Thor V2 Contract Update | Tokenomics, Taxes, Fees, and Additional Features

ThorFi
3 min readMar 5, 2022

Asgardians,

V2 contracts implementation will take place on Sunday, March 6th. In this article, we will detail the upcoming changes to the contract.

Node Creation Tokenomics Changes

As you’re all aware, one of the biggest challenges we’ve faced is the selling pressure caused by the current V1 contracts. The new V2 contracts will help to mitigate the sell pressure issue in a couple of ways, as described below. The graphic below highlights node creation tokenomics differences between the V1 and V2 contracts.

V1 vs V2 Protocol Sells

Reduction of tokens sold at node creation/compound

In the V2 contract, the number of tokens sold at node creation/compound is reduced from 46% to 30%, which is a significant 35% reduction in node creation sell pressure as compared with the V1 contract. We expect to see a notable positive difference with this change.

Adjustable allocations during bear & bull markets

Implementing adjustable allocation percentages for the reward/distribution pool and the treasury will allow the protocol to further control node creation sell pressure by reducing the amount of $THOR tokens that are sold on node creation. As noted by the “*” above, the reward/distribution pool and treasury percentages will always total 80% but can be dynamically changed to support price action during bear and bull markets.

For example:

  • Implementing adjustable allocation percentages for the reward/distribution pool and the treasury will allow the protocol to further control node creation sell pressure by reducing the amount of $THOR tokens that are sold on node creation. For example:
  • During bearish/high-sell-off periods:
  • the treasury percentage (which is sold for $AVAX) may be reduced by X%; and
  • the reward/distribution pool percentage (which isn’t sold) may be increased X%,
  • This reduces the number of tokens sold at node creation.
  • During bullish/low-sell-off periods:
  • the treasury percentage (which is sold for $AVAX) may be increased by X%; and
  • the reward/distribution pool percentage (which isn’t sold) may be decreased by X%,
  • Which increases the percentage of tokens sold at node creation.

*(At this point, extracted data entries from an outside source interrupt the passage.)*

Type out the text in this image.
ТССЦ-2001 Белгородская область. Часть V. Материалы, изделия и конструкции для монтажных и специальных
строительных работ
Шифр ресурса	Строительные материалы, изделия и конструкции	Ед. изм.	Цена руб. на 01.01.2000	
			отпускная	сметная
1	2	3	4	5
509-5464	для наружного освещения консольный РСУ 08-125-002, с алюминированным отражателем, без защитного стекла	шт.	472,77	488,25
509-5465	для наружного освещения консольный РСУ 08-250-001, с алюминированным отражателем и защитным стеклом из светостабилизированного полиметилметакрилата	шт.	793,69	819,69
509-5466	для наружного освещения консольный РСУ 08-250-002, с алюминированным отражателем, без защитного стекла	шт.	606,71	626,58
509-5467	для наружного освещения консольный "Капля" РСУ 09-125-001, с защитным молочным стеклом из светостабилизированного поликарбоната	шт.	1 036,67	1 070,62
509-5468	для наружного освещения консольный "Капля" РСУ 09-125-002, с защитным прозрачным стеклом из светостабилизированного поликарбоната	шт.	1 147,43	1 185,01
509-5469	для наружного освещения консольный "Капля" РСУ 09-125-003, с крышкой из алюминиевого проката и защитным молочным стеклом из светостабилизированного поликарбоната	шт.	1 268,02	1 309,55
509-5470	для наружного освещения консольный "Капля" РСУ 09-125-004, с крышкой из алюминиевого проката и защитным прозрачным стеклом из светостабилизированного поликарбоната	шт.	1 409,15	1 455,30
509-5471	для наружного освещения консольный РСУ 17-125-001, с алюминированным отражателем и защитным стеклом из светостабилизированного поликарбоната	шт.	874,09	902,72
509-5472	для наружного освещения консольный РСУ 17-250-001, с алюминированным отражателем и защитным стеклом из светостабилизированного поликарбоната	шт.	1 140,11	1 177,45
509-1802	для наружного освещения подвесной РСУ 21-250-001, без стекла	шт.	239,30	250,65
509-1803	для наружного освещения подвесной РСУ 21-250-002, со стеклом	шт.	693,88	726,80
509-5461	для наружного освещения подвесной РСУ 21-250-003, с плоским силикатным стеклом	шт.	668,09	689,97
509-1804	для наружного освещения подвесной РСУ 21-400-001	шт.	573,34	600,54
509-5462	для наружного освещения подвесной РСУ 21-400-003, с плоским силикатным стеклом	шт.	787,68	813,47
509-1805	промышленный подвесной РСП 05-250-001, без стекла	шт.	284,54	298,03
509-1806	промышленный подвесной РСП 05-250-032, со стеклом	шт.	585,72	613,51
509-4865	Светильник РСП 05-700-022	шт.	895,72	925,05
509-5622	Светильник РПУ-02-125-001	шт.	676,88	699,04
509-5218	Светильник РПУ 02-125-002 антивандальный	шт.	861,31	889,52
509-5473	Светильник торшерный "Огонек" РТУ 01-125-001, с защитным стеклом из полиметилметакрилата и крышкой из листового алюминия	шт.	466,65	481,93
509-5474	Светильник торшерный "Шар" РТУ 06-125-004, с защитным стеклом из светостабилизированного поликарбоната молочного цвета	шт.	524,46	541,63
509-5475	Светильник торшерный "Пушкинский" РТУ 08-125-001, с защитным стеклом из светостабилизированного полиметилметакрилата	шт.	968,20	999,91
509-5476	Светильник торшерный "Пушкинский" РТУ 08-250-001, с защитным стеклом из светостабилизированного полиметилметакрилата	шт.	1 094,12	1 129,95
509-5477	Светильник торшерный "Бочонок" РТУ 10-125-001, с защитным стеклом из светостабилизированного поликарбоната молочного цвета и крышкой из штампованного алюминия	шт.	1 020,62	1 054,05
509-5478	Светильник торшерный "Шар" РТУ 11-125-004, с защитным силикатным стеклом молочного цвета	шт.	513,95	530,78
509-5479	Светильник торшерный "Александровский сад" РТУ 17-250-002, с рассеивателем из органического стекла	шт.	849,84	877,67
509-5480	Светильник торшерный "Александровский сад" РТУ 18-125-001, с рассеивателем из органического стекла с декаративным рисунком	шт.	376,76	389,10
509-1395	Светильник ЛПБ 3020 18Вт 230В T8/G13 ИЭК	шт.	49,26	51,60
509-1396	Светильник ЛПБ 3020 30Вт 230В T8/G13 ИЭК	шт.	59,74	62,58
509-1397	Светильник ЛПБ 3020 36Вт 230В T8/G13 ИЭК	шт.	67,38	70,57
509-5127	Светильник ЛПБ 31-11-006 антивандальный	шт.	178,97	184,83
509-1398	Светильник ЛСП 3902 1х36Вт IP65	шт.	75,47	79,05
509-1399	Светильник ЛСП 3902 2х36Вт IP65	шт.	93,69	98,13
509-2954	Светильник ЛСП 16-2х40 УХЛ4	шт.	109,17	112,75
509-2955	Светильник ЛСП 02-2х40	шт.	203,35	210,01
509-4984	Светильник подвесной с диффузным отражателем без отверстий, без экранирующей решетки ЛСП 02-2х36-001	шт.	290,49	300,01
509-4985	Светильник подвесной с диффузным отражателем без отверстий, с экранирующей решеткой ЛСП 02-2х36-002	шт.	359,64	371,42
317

    These two changes will significantly mitigate the node creation/compound sell pressure that has been negatively impacting price action.
V1 vs V2 Taxes and fees

Tax and Fee Changes

The graphic above highlights the previously-announced tax and fee changes for the protocol.

Eliminated tax sells

V2 contract permanently eliminates any selling of $THOR collected via claim taxes. 100% of the $THOR tokens collected from the claim taxes will be sent to the reward/distribution pool.

Maintenance fees

Maintenance fees paid in $AVAX will be added in the V2 contract, and 100% of those fees will be sent to the treasury. Each node will have a maintenance fee timer. The following table includes details on how maintenance fee payments and the timer will work:

Maintenance Fee Details

Additional v2 Features

Compound with wallet balance

  • With v2 you can now use $THOR in wallet combined with unclaimed rewards to compound

Unlimited Nodes per Wallet

  • It will now be possible to have more than 100 nodes per wallet.

Wallet Connect integration

  • The dApp will now support Wallet Connect in addition to Metamask wallet.

AVAX gas fee optimizations

  • The code for V2 code will be optimized to save gas. Expect 30–50% savings on gas fees.

We hope you all enjoy the benefits of the new contracts, and can’t wait to start the next phase of our journey with all of you!

We cannot wait to see you in Asgard!